Die meisten Palästinenser landeten seinerzeit als staatenlose Flüchtlinge im Gazastreifen, im Westjordanland und in arabischen Nachbarländern - nur eine Minderheit zog damals ins weiter entfernte Ausland. Bis heute hat nur ein Bruchteil der nachwachsenden Generationen von Palästinensern in der Region eine andere Staatsbürgerschaft erhalten. Infolgedessen ist die Mehrheit der inzwischen rund acht Millionen Palästinenser im Nahen Osten bis in die dritte oder vierte Generation staatenlos.

Wo leben sie heute?

Nach Angaben des UN-Hilfswerks für Palästina-Flüchtlinge UNRWA leben die meisten Palästinenser in der Region immer noch in Flüchtlingslagern.

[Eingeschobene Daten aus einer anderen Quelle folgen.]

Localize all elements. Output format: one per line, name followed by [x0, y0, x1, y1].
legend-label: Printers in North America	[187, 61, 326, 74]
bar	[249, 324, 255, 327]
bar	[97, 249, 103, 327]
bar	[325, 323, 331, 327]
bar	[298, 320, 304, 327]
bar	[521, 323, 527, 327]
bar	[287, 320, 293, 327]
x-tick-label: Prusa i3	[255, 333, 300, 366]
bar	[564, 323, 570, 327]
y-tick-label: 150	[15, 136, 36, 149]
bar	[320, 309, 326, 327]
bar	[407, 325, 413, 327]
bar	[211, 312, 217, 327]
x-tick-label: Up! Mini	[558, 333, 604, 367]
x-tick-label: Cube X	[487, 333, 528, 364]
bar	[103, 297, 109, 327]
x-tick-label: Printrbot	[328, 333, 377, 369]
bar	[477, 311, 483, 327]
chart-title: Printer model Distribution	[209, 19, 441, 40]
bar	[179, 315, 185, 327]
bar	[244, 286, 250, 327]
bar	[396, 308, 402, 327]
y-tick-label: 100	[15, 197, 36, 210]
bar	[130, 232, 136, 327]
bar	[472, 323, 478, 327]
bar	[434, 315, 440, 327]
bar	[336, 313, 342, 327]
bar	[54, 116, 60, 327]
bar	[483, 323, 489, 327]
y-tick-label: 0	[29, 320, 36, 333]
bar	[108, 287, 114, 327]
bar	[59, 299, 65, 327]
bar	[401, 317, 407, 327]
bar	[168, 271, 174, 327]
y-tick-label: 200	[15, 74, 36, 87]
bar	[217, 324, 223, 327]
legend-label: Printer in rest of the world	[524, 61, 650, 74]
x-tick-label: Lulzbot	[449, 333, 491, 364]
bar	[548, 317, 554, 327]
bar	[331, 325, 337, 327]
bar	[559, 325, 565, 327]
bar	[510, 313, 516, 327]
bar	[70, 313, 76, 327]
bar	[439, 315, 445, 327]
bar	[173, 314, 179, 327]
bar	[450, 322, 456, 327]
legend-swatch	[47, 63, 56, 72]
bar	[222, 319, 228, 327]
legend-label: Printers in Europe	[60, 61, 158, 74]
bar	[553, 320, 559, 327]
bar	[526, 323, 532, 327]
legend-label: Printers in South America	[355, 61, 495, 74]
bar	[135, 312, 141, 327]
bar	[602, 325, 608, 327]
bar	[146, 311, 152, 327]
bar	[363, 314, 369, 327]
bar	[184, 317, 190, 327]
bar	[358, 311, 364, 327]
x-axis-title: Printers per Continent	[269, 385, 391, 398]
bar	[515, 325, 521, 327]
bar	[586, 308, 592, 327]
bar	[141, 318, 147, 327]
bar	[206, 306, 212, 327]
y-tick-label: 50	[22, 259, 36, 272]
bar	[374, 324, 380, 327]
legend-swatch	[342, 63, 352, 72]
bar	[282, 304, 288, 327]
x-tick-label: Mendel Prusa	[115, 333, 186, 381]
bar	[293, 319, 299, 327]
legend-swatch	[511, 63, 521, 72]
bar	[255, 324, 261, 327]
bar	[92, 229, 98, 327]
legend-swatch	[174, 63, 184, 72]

Diese haben sich im Laufe der Zeit zu Flüchtlingsstädten entwickelt. Nachkommen palästinensischer Flüchtlinge leben heute hauptsächlich im Gazastreifen, im besetzten Westjordanland, im Libanon, in Syrien, Jordanien und in Ostjerusalem.

Die internationale palästinensische Diaspora außerhalb der Region des Nahen Ostens ist Schätzungen zufolge inzwischen auf rund 7,4 Millionen Menschen angewachsen. Falls dies zutrifft, betrüge die Gesamtzahl der Palästinenser insgesamt heute rund 15 Millionen Menschen. Es gibt jedoch keine offizielle Stelle, die die Zahl von Palästinensern in der Diaspora verlässlich erfasst.

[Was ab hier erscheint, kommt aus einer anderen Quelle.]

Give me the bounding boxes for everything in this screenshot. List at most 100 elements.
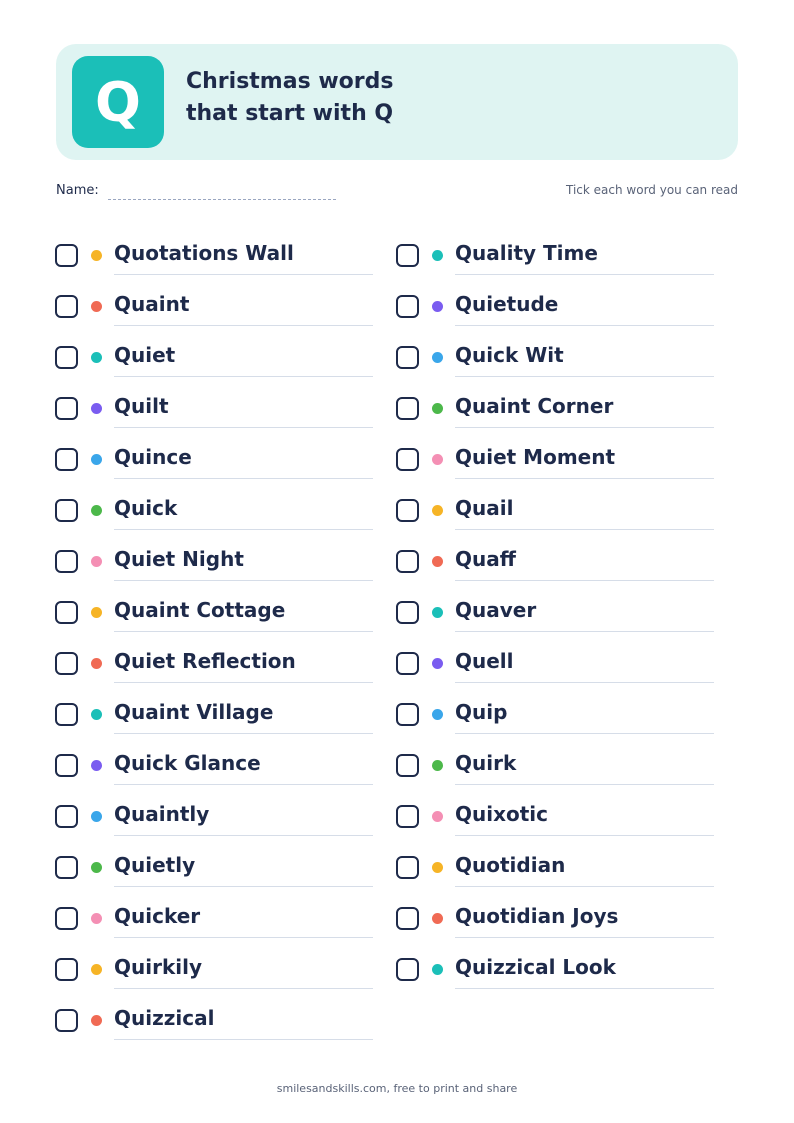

Gibt es ein Recht auf Rückkehr?

Gemäß der Resolution 194 der UN-Generalversammlung aus dem Jahr 1948 sowie der UN-Resolution 3236 aus dem Jahr 1974 und der Konvention über die Rechtsstellung der Flüchtlinge von 1951 (Genfer Flüchtlingskonvention) haben Palästinenser, die als palästinensische Flüchtlinge gelten, ein "Recht auf Rückkehr".
Israel lehnt ein Recht auf Rückkehr für Palästinenser und ihre Nachkommen hingegen ab - mit der Begründung, dies bedeute das Ende der Identität Israels als jüdischer Staat. Israel lehnt zudem eine Verantwortung für Flucht oder Vertreibung der Palästinenser ab und verweist darauf, dass zwischen 1948 und 1972 rund 800.000 Juden aus arabischen Ländern wie Marokko, Irak, Ägypten, Tunesien und dem Jemen vertrieben wurden oder fliehen mussten.

Palästinensische Frauen auf der Flucht 1948Bild: Eldan David/Pressebüro der Regierung Israels/picture alliance /dpa

Warum haben so viele den Eindruck, dass die Geschichte sich wiederholt?

In den vergangenen 77 Jahren gab es verschiedene Ansätze zur Lösung des israelisch-palästinensischen Konflikts. Der wichtigste ist nach wie vor die Zweistaatenlösung, die einen künftigen Staat Palästina neben dem israelischen Staat vorsieht und Jerusalem in zwei Hauptstädte teilen würde. Allerdings gibt es auf beiden Seiten massiven Zweifel daran, dass diese Option noch realistisch ist. Kritiker verweisen in diesem Zusammenhang unter anderem auf die wachsende Zahl jüdischer Siedlungen im besetzten Westjordanland, die ein zusammenhängendes palästinensisches Gebiet als Grundlage eines künftigen Staats unmöglich machen könnten.

Nach Angaben der UN sind mindestens 1,9 Millionen Menschen - oder etwa 90 Prozent der Bevölkerung - im gesamten Gaza-Streifen seit Beginn des jüngsten Krieges vertrieben worden. Viele wurden mehrfach vertrieben, manche zehn Mal oder öfter. Seit den jüngsten Vertreibungsbefehlen sind noch mehr Menschen gezwungen, auf der Suche nach Sicherheit zu fliehen.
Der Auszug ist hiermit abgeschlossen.